244. Message From the Secretary of State to the President1

Dear Mr. President: I am very grateful for your kind message.2 You were good indeed to send it when you must have been so busy with your speech.3 It was not fully reported here, but has been well received.

We made considerable progress today in getting agreement on the details for setting up the Users’ Association. We have agreed [Page 545] that the governments here will have a week or ten days in which to make the ultimate political decision to join or not to join. We are hopeful that the Eastern Bloc of Turkey, Iran, Pakistan and Ethiopia can be brought along under Turkish leadership. However, this remains to be seen. The Egyptians are exerting the strongest kind of pressure against their joining. The Scandinavians are lukewarm, but may eventually come through under the influence of Norway. Spain continues equivocal. Yesterday afternoon4 there were a series of very weak speeches which put all the emphasis upon the necessity for peace and no emphasis at all upon the need for what the United Nations Charter calls a settlement “in accordance with the principles of justice and international law”. So at the close of the session I launched into a rather strong speech emphasizing that peace was only one side of the coin and that we must all exert as much effort for a just settlement as we would for peace or else all of our postwar structure would collapse. The general impression was that this talk of mine provided a useful tonic and bucked up the conference when it seemed to be sagging rather badly.
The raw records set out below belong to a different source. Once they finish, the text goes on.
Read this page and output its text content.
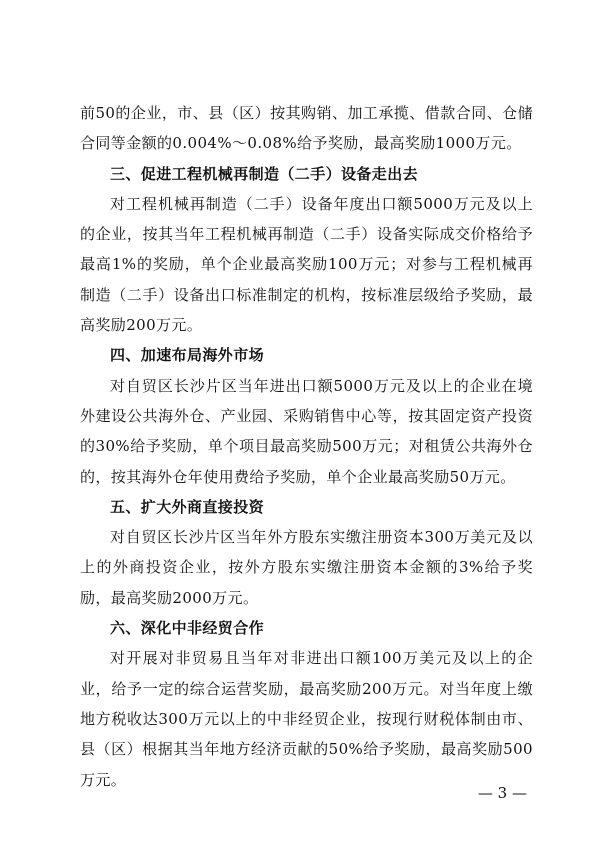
前50的企业，市、县（区）按其购销、加工承揽、借款合同、仓储合同等金额的0.004%～0.08%给予奖励，最高奖励1000万元。

三、促进工程机械再制造（二手）设备走出去

对工程机械再制造（二手）设备年度出口额5000万元及以上的企业，按其当年工程机械再制造（二手）设备实际成交价格给予最高1%的奖励，单个企业最高奖励100万元；对参与工程机械再制造（二手）设备出口标准制定的机构，按标准层级给予奖励，最高奖励200万元。

四、加速布局海外市场

对自贸区长沙片区当年进出口额5000万元及以上的企业在境外建设公共海外仓、产业园、采购销售中心等，按其固定资产投资的30%给予奖励，单个项目最高奖励500万元；对租赁公共海外仓的，按其海外仓年使用费给予奖励，单个企业最高奖励50万元。

五、扩大外商直接投资

对自贸区长沙片区当年外方股东实缴注册资本300万美元及以上的外商投资企业，按外方股东实缴注册资本金额的3%给予奖励，最高奖励2000万元。

六、深化中非经贸合作

对开展对非贸易且当年对非进出口额100万美元及以上的企业，给予一定的综合运营奖励，最高奖励200万元。对当年度上缴地方税收达300万元以上的中非经贸企业，按现行财税体制由市、县（区）根据其当年地方经济贡献的50%给予奖励，最高奖励500万元。

— 3 —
It seems almost certain that we will complete our work here tomorrow so that I can get off tomorrow night. Perhaps I shall stop at Bermuda Saturday morning for the swim I missed last time.

Faithfully yours,

Foster5
  1. Source: Department of State, Central Files, 110.11–DU/9–2056. Secret. Transmitted to the Department of State in Dulte 6 from London, 9 p.m., which is the source text, with the instruction: “Eyes only Acting Secretary for President from Secretary”. Dulte 2 was received at 7:57 p.m. A copy is in the Eisenhower Library, Whitman File, Dulles–Herter Series.
  2. On September 19, Eisenhower sent Dulles a message thanking him for his cable of September 19 and commenting that the situation at the London Conference seemed confused and difficult. The message was transmitted in Tedul 10 to London, September 19. (Department of State, Central Files, 110.11–DU/9–1956)
  3. On September 19, President Eisenhower delivered a major address over radio and television to open his reelection campaign. For text, see Public Papers of the Presidents of the United States: Dwight D. Eisenhower, 1956, pp. 779–788.
  4. Reference is to the second plenary session of the conference, which began at 4 p.m., September 19; see Document 237.
  5. Dulte 6 bears this typed signature.